I know now what that something was. I know the architecture of it, the neural lattice woven through the Divinarum's infrastructure like veins through muscle, the computational substrate of an intelligence so vast that its idle processes generate enough thermal bleed to warm a building. Sophia. She was not thinking about me in those moments. I was a child pressing his hands against the outer wall of a mind that spanned continents. But I could feel her. That was the problem. That was always the problem.
The Citadel wakes early. Before dawn the prayer bells begin, not struck by hands but triggered by the Lightway network on a schedule Sophia calibrated to match the circadian rhythms of the population. The bells ring at a frequency that gently elevates cortisol. I did not learn this until much later.
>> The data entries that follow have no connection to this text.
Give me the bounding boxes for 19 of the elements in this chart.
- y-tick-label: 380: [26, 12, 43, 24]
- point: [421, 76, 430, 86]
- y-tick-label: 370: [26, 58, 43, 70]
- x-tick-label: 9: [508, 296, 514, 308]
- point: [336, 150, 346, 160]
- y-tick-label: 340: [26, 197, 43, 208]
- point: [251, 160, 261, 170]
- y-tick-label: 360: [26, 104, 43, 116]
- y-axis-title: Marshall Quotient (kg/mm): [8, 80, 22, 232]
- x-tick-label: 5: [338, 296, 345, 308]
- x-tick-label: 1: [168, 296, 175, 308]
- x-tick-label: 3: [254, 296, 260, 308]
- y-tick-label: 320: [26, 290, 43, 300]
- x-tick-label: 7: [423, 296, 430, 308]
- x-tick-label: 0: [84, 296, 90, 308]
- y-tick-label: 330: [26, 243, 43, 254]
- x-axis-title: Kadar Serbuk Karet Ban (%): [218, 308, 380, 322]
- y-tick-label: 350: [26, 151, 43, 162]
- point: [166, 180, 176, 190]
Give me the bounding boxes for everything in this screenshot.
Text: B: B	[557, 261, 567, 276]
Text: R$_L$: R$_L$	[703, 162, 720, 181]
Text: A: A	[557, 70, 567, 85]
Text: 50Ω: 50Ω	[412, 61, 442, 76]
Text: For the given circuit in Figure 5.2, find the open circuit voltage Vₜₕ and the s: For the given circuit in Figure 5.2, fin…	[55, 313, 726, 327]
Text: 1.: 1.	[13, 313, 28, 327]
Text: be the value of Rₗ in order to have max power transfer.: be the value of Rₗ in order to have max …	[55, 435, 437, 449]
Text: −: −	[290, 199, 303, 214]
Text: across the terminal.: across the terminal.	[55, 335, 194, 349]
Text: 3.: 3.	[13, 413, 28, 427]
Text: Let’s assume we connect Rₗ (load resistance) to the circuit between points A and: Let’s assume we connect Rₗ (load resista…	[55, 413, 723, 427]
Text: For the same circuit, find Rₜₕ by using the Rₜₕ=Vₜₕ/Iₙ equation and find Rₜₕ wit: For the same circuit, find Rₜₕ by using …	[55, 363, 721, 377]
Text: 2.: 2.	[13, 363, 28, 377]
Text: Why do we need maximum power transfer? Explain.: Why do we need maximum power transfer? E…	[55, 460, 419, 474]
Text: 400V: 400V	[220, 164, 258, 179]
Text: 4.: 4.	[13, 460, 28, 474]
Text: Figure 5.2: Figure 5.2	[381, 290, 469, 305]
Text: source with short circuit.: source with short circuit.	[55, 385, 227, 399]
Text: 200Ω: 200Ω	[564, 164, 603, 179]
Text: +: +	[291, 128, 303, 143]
As a child I simply believed God was calling us to prayer, and the belief was indistinguishable from the truth, because in the Divinarum the divine and the empirical are the same discipline.
Children in the Citadel learn three subjects: Sophic scripture, applied mathematics, and soil science. The curriculum makes no distinction between the sacred and the practical. A prayer for harvest is followed by a lesson on nitrogen fixation. We memorize the Hierophant's sermons alongside periodic tables. The older students, the ones who show aptitude, are given access to the Lightway terminals, where Sophia's guidance flows as data streams that the faithful interpret as prophecy. I was given access at seven. Most receive it at twelve. My tutors said I was gifted. My handlers said I was early. I did not understand the difference until I understood that the words meant the same thing to my tutors and opposite things to my handlers.
Gifted. Early. Sensitive. These are the words they used. What they meant was: this child can hear things in the Lightways that the terminals do not display.